Marie Jules César Savigny

Frans botanicus (1777-1851)

Marie Jules César Savigny (Provins in Frankrijk, 5 april 1777Versailles, 5 oktober 1851) was een Franse arts en natuuronderzoeker. Hij nam als onderzoeker deel aan de expeditie van Napoleon naar Egypte in 1798. Hij beschreef een groot aantal taxa van planten en dieren. Hij was een van de eersten die ontdekte dat de monddelen van insecten beschreven kunnen worden als geleidelijke ontwikkeling van de gelede extremiteiten van geleedpotigen.

Marie Jules César Savigny
Marie Jules César Savigny
Algemene informatie
Volledige naam Marie Jules César Savigny
Geboren 5 april 1777
Provins (Frankrijk)
Overleden 5 oktober 1851
Versailles
Nationaliteit Vlag van Frankrijk Frankrijk
Beroep arts, natuuronderzoeker
Portaal  Portaalicoon   Biologie

Biografie bewerken

Zijn ouders heetten Jean-Jacques Lelorgne de Savigny en Françoise Josèphe de Barbaud.
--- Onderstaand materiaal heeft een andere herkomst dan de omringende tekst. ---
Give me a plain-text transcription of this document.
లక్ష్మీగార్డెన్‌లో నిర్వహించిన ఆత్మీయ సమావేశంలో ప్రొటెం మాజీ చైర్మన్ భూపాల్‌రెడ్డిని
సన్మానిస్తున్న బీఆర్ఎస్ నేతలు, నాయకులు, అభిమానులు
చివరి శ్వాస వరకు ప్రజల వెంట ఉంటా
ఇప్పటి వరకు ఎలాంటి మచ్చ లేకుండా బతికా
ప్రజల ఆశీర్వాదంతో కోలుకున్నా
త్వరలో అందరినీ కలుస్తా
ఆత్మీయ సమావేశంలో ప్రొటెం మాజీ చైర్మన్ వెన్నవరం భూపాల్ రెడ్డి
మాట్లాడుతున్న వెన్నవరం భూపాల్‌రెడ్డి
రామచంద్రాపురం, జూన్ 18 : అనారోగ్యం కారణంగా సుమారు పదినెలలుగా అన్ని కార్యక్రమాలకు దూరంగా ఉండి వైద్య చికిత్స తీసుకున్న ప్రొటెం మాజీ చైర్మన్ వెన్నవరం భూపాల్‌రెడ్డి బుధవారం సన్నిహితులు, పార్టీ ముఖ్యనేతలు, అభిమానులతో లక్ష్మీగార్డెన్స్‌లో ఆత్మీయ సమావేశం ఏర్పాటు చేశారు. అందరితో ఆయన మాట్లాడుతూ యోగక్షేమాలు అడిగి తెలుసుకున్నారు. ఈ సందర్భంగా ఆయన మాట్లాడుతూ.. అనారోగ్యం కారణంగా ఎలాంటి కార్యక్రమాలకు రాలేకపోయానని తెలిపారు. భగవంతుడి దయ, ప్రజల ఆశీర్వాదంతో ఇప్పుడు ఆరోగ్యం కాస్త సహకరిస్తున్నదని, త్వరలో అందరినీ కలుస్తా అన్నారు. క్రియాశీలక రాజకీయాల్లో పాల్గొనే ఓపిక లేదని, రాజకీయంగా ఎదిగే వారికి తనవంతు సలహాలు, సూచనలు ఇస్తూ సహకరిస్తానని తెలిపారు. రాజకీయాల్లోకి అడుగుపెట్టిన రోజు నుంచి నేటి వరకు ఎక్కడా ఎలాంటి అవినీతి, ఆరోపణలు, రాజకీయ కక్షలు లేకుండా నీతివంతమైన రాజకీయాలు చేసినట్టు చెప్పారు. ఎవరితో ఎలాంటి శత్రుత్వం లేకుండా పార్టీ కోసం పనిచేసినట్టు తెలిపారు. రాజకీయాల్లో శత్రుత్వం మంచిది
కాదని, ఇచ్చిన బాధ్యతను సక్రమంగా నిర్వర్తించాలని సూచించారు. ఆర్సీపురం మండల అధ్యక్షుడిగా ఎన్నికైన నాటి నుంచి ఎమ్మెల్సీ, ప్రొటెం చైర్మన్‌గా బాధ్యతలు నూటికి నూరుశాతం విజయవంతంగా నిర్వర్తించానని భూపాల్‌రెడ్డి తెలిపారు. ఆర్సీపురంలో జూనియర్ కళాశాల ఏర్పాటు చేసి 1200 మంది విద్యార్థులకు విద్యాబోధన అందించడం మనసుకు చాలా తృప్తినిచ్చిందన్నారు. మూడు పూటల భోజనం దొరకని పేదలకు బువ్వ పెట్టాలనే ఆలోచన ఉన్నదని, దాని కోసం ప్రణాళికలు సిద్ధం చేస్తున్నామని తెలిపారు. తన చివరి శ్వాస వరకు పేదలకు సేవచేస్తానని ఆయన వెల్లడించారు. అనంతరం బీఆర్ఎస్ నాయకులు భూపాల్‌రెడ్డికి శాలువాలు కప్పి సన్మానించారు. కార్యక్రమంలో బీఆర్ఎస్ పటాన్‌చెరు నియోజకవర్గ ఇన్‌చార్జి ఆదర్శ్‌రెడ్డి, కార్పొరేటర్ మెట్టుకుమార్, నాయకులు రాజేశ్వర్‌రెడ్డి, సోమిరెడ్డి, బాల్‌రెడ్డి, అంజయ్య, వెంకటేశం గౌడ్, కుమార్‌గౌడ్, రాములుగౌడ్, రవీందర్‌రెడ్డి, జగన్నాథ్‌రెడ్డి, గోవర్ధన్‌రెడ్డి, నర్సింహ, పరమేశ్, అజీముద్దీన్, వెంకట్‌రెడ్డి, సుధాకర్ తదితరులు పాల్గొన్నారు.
Hij was voorbestemd om priester te worden en kreeg daarvoor een opleiding in de klassieke talen, maar hij leerde ook iets over plantkunde en het gebruik van de microscoop. Hij kreeg daardoor in 1793 toegang tot een hogere medische opleiding (École de Santé) in Parijs. Aan het museum voor natuurlijke historie in die stad volgde hij colleges plantkunde. Hij trok de aandacht van vooraanstaande Franse natuuronderzoekers zoals Jean-Baptiste de Lamarck en Georges Cuvier. Cuvier stelde hem voor om samen met hem deel te nemen aan de expeditie van Napoleon naar Egypte. Savigny werd verantwoordelijk voor de bestudering van ongewervelde dieren en Étienne Geoffroy Saint-Hilaire nam de gewervelde dieren voor zijn rekening. Na beëindiging van de expeditie en de terugkeer naar Parijs in 1802 begon Savigny met het uitwerken van de collecties en het maken van manuscripten en tekenen van platen. In 1805 werd zijn Histoire naturelle et mythologique de l'ibis (over de biologische en mythologische betekenis van de ibis gepubliceerd.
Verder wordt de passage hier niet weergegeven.